Given that q = 2 uC = 2 * 10^-6 C, E = 2 * 10^7 V/m, and g = 9.8 m/s^2, we can calculate the net force:
F_net = (2 * 10^-6 C) * (2 * 10^7 V/m) - (1 kg) * (9.8 m/s^2)
F_net = (4 * 10^-6 kg*m/s^2) - (9.8 kg*m/s^2)
F_net = -5.8 kg*m/s^2
The negative sign means that the net force is acting in the downward direction, opposing the force of gravity.
Now we can use Newton's second law, F = m * a, to find the acceleration in the vertical direction:
F_net = m * a
-5.8 kg*m/s^2 = (1 kg) * a
a = -5.8 m/s^2
Again, the negative sign indicates that the acceleration is directed downward.

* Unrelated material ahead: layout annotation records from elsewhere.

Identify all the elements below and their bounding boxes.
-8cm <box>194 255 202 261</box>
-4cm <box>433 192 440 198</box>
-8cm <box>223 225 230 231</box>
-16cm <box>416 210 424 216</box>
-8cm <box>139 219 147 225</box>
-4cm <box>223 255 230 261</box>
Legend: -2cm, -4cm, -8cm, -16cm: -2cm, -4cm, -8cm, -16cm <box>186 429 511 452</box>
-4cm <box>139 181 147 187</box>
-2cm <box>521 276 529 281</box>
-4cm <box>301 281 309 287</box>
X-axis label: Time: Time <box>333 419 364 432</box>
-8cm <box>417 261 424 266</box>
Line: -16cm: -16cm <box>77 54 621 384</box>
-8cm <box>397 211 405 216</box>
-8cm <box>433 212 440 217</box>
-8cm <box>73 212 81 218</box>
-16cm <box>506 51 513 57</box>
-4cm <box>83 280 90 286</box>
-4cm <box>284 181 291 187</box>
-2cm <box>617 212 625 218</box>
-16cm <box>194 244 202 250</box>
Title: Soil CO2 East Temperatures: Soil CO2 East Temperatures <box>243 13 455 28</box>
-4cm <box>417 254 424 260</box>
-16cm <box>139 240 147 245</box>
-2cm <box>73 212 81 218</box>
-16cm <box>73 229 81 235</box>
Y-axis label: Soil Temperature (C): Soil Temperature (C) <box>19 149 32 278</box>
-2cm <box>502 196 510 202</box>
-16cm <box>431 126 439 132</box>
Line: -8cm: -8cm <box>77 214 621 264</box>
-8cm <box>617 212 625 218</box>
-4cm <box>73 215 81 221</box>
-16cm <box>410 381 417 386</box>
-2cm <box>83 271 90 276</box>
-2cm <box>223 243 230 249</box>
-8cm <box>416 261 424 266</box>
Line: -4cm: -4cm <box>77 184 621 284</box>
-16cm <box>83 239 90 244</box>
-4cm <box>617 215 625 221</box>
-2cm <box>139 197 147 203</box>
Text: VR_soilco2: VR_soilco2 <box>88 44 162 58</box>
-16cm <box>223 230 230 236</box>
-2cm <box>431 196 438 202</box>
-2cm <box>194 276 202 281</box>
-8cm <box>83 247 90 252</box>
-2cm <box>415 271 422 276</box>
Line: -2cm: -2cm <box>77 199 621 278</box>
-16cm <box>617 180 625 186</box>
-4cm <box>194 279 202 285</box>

Since the electric field opposes the force of gravity, the net acceleration is the difference between the acceleration due to gravity and the electric field. Therefore, the acceleration due to gravity is reduced by 5.8 m/s^2.
Next, let's find the time of flight. Since the acceleration is in the vertical direction, we can use the following equation of motion:
Vy = (Vy0) + a * t
Given that the initial vertical velocity, Vy0, is 20 m/s * sin(45 degrees) = 10 * sqrt(2) m/s, and the final vertical velocity, Vy, is 0 m/s (at the top of the projectile's trajectory), we can calculate the time of flight:
0 = (10 * sqrt(2) m/s) + (-5.8 m/s^2) * t
10 * sqrt(2) m/s = 5.8 m/s^2 * t
t = (10 * sqrt(2) m/s) / (5.8 m/s^2)
t ≈ 1.76 s
The time of flight, t, is approximately 1.76 seconds.
Finally, to find the range, we multiply the horizontal velocity, Vx, by the time of flight, t:
Range = Vx * t
Range = (10 * sqrt(2) m/s) * (1.76 s)
Range ≈ 17.6 m
Therefore, the range on the horizontal ground of the projectile thrown is approximately 17.6 meters.